Imaginez la scène. Vous dirigez le family office d’une famille que vous servez depuis quinze ans. Ce matin, le fondateur vous a confié un doute qu’il n’a partagé avec personne d’autre : il ne sait plus s’il peut confier l’entreprise à son fils. Cet après-midi, ce même fils, dans le couloir, vous confie sa lassitude d’attendre un passage de relais qui ne vient jamais. Vous les recevez tous les deux, le même jour, avec le même sourire professionnel. Et vous rentrez chez vous, ce soir-là, en portant les deux confidences à la fois, sans personne à qui les déposer.
Laissez-moi vous raconter ce que la recherche en psychologie sociale a fini par nommer : le fardeau du confident. Ce n’est pas le coût de garder votre propre secret. C’est le coût, mesurable, de porter le secret d’un autre. Une étude publiée dans le Journal of Experimental Social Psychology l’a établi avec précision : ce poids n’augmente pas seulement avec la proximité affective envers la personne qui se confie à vous. Il augmente avec le recoupement entre ce secret et votre propre réseau social. Autrement dit, plus les personnes concernées par un secret gravitent dans votre cercle, plus ce secret devient difficile à porter.
Pensez-y un instant : c’est très exactement la situation du collaborateur de très grande confiance d’une famille fortunée. Directeur de family office, bras droit, assistant de très haut niveau. Il ne travaille pas à côté du cercle qui produit les secrets. Il travaille dedans, chaque jour, avec le fondateur, avec l’héritier, parfois avec le conjoint. Il n’existe presque personne, dans son quotidien professionnel, à qui il pourrait se confier sans trahir quelqu’un.
Et voici ce qui aggrave tout cela : personne ne définit jamais, par écrit, à qui va sa loyauté. La littérature sur la gouvernance des family offices le confirme, ces collaborateurs se sentent souvent redevables au fondateur davantage qu’à l’ensemble de la famille, un déséquilibre que ni un organigramme ni une charte de gouvernance ne tranchent à l’avance.

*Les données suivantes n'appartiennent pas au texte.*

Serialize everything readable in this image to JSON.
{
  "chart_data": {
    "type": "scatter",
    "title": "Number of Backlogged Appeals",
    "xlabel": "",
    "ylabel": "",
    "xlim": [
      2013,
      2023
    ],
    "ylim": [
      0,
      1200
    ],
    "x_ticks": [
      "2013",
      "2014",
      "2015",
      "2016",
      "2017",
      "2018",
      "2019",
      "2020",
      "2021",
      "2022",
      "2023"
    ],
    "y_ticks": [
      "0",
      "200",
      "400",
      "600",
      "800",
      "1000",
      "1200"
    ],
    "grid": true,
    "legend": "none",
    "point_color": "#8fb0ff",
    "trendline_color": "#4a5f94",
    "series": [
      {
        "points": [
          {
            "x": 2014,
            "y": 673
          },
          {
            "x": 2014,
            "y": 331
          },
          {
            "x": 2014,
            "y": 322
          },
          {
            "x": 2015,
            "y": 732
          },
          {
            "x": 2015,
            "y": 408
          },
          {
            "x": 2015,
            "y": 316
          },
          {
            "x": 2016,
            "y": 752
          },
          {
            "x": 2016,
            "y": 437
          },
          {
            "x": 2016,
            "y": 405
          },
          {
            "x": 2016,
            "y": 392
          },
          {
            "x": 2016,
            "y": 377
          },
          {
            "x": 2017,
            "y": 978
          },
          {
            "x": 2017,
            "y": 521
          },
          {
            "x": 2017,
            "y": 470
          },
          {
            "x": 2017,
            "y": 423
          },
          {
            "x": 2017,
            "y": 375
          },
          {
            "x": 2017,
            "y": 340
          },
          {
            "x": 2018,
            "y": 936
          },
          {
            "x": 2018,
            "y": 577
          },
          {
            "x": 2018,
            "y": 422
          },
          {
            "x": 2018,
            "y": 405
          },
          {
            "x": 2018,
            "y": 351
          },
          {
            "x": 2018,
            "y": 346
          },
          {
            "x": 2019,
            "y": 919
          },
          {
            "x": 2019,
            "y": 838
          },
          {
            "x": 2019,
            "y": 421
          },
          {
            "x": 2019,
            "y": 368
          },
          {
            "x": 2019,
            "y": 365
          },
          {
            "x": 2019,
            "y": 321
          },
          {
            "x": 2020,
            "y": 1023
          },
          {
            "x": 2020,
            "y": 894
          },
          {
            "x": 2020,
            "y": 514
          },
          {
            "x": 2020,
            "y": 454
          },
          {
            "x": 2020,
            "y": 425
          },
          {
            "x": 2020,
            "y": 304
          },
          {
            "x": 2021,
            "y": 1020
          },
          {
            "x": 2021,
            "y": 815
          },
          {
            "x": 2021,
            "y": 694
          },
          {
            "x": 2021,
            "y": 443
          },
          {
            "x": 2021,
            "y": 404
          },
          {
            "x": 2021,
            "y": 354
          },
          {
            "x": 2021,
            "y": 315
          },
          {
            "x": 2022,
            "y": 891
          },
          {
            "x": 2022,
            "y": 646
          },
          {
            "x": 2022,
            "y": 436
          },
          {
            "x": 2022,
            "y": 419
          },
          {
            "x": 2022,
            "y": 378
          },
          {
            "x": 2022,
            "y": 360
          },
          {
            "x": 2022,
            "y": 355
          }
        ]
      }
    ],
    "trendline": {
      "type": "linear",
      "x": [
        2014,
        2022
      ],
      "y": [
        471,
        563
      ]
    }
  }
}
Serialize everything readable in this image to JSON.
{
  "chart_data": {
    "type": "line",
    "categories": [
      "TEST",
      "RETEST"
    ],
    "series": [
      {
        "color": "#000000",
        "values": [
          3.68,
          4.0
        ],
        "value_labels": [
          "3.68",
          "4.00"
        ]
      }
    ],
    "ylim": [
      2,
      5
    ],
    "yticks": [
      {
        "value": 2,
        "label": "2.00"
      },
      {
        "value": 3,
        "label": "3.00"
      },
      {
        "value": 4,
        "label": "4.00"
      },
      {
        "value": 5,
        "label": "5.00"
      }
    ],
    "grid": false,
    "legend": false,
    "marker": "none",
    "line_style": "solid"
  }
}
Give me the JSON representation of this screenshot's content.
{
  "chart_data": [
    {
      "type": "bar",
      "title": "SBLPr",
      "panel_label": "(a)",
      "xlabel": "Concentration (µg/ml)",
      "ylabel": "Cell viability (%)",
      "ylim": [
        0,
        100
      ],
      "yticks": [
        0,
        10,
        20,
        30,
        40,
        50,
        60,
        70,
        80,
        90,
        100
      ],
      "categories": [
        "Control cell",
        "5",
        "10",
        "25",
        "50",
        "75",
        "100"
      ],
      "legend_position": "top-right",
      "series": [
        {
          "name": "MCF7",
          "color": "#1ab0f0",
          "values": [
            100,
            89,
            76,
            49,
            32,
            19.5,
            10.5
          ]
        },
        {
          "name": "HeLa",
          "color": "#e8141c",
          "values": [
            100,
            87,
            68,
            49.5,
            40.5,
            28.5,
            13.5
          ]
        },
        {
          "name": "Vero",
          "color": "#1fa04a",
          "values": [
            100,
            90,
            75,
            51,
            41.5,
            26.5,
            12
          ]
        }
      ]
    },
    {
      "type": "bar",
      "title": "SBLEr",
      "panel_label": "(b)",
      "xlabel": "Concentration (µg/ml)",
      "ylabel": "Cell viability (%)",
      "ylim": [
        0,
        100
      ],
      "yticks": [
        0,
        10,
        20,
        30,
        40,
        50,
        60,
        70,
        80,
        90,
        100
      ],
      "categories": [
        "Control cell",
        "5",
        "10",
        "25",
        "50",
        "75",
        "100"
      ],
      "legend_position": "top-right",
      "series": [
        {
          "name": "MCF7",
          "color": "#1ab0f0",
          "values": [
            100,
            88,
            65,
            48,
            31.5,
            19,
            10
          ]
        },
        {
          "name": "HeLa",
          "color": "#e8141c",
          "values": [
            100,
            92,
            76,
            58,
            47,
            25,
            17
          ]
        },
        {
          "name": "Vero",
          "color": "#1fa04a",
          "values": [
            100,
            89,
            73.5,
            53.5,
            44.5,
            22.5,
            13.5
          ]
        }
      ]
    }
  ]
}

Le collaborateur ne découvre l’étendue réelle de ce qu’on attend de lui que lorsqu’un conflit générationnel éclate, et qu’il doit, dans l’instant, choisir un camp qu’on ne lui avait jamais demandé de choisir.
Alors à qui peut-il en parler ? Pas à ses proches, qui ne peuvent pas comprendre une charge qu’il ne peut, par nature, pas leur détailler. Pas à ses collègues du family office, pris dans le même système d’interdépendances. Pas aux avocats ni aux gestionnaires de patrimoine, mandatés par et pour la famille, jamais pour celui qui la sert au plus près.
Le collaborateur de confiance d’une famille fortunée n’est le confident privilégié d’aucun de ses membres. Il est le point de passage obligé de tous. Et c’est précisément ce qui l’empêche de se reposer sur l’un d’eux pour déposer ce qu’il porte.
C’est pour cela qu’il faut, parfois, un espace tiers. Un endroit sans lien de subordination avec la famille concernée, où l’on peut nommer ce poids sans jamais avoir à trahir un secret pour le faire. Pour beaucoup de ces collaborateurs, c’est la première fois que cela devient possible.